A Receita Federal abriu em 2 de janeiro o período de adesão ao Regime Especial de Atualização e Regularização Patrimonial – modalidade Atualização (Rearp), que permite atualizar valor de imóvel, veículos, aeronaves e embarcações adquiridos até 31 de dezembro de 2024 com tributação menor. Pessoas físicas e jurídicas têm até 19 de fevereiro para optar pelo programa no portal e-CAC, por meio da Declaração de Opção pelo Regime Especial de Atualização Patrimonial (Deap).
Para contribuintes pessoa física, o ganho decorrente da atualização será tributado em 4% de Imposto de Renda. Empresas pagarão 8% sobre a diferença entre o valor contábil e o valor de mercado, sendo 4,8% de IRPJ e 3,2% de CSLL. O recolhimento pode ser parcelado em até 36 vezes, com correção pela taxa Selic; cada prestação deve ser de, no mínimo, R$ 1.000. Valores devidos inferiores a R$ 2.000 devem ser quitados em parcela única até 27 de fevereiro.
O benefício exige manutenção do bem por um período mínimo. Para imóveis localizados no Brasil ou no exterior, a carência é de cinco anos; para veículos terrestres, aquáticos ou aéreos, o prazo cai para dois anos.
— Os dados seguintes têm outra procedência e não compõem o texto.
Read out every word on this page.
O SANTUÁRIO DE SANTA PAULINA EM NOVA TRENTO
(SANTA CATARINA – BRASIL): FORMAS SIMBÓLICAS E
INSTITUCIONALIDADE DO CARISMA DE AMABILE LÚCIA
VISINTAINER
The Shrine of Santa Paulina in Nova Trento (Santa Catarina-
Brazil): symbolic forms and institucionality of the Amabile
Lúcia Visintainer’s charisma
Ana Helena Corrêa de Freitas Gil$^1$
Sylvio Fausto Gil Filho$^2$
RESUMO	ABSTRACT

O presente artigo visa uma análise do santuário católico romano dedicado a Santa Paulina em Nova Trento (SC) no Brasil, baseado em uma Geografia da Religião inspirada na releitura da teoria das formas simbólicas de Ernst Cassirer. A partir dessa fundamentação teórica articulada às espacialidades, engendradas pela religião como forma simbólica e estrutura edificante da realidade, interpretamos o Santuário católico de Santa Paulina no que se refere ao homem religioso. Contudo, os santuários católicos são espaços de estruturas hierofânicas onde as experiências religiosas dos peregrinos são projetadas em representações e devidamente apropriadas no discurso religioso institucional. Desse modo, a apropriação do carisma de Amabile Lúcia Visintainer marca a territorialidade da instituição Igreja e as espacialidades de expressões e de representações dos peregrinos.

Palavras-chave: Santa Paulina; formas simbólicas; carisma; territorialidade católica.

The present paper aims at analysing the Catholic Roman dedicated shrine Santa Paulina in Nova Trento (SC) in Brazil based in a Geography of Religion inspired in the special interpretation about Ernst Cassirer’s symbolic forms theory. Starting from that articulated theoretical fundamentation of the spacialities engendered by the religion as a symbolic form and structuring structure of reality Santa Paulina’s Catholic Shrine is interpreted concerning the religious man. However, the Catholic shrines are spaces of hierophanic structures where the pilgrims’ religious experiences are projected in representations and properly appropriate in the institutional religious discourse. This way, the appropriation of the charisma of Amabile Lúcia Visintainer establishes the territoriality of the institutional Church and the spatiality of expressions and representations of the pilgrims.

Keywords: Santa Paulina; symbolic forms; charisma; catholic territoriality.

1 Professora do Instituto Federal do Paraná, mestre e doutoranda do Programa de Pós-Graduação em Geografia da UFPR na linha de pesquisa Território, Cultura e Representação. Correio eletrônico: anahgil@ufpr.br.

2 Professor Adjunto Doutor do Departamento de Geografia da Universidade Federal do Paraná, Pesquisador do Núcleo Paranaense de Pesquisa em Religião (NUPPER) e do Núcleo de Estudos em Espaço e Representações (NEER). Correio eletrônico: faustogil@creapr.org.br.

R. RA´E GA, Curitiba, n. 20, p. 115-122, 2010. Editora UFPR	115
A venda antes desses prazos obriga o pagamento integral do imposto normal, descontando‐se o montante já antecipado.
Atualmente, a alíquota de ganho de capital na venda de bens por pessoa física pode chegar a 22,5%, enquanto empresas submetidas ao regime de lucro real ou presumido recolhem IRPJ e CSLL sobre o lucro apurado. A diferença torna o Rearp atraente em cenários de grande valorização patrimonial.
A sócia do Sanmahe Advogados, Ana Lucia Marra, recomenda analisar o histórico do bem antes de aderir. “O contribuinte deve calcular a alíquota efetiva hoje, pois fatores de redução pelo tempo de posse podem já colocar o tributo abaixo de 4%”, afirma. Imóveis adquiridos antes de 2000 frequentemente se enquadram nesse quadro ou podem chegar a tal patamar nos próximos anos.
Há ainda situações de isenção previstas em lei, como a venda do único imóvel por até R$ 440 mil ou a aplicação integral do valor recebido na compra de outro imóvel residencial em até 180 dias. Nesses casos, atualizar valor de imóvel via Rearp pode não ser vantajoso.
Para quem possui imóveis antigos com valorização expressiva e pretende vender apenas depois de cinco anos, o programa costuma gerar economia e previsibilidade, segundo Marco Antonio Ruzene, sócio do Ruzene Sociedade de Advogados. Contudo, ele pondera que “quem não pretende alienar o bem ou já estaria isento deve avaliar se vale antecipar o imposto”.
O contribuinte deve considerar também o custo de oportunidade: antecipar o pagamento do imposto implica desembolso imediato em um contexto de juros ainda elevados. Investir esses recursos em renda fixa e quitar o tributo somente no momento da venda pode ser mais vantajoso, dependendo do perfil financeiro.
No mesmo prazo de 19 de fevereiro, segue aberta a opção pelo Rearp Regularização, destinado à declaração de bens ou direitos não informados corretamente. Essa modalidade exige pagamento de 15% de imposto e 15% de multa sobre o valor total regularizado, com vencimento em 27 de fevereiro.
Para aderir a qualquer modalidade, o acesso deve ser feito no e-CAC com certificado digital ou senha de nível prata ou ouro. Contribuintes que já haviam aderido ao programa encerrado em 16 de dezembro de 2024 podem migrar para o novo regime, reduzindo a carência de venda de 15 para cinco anos.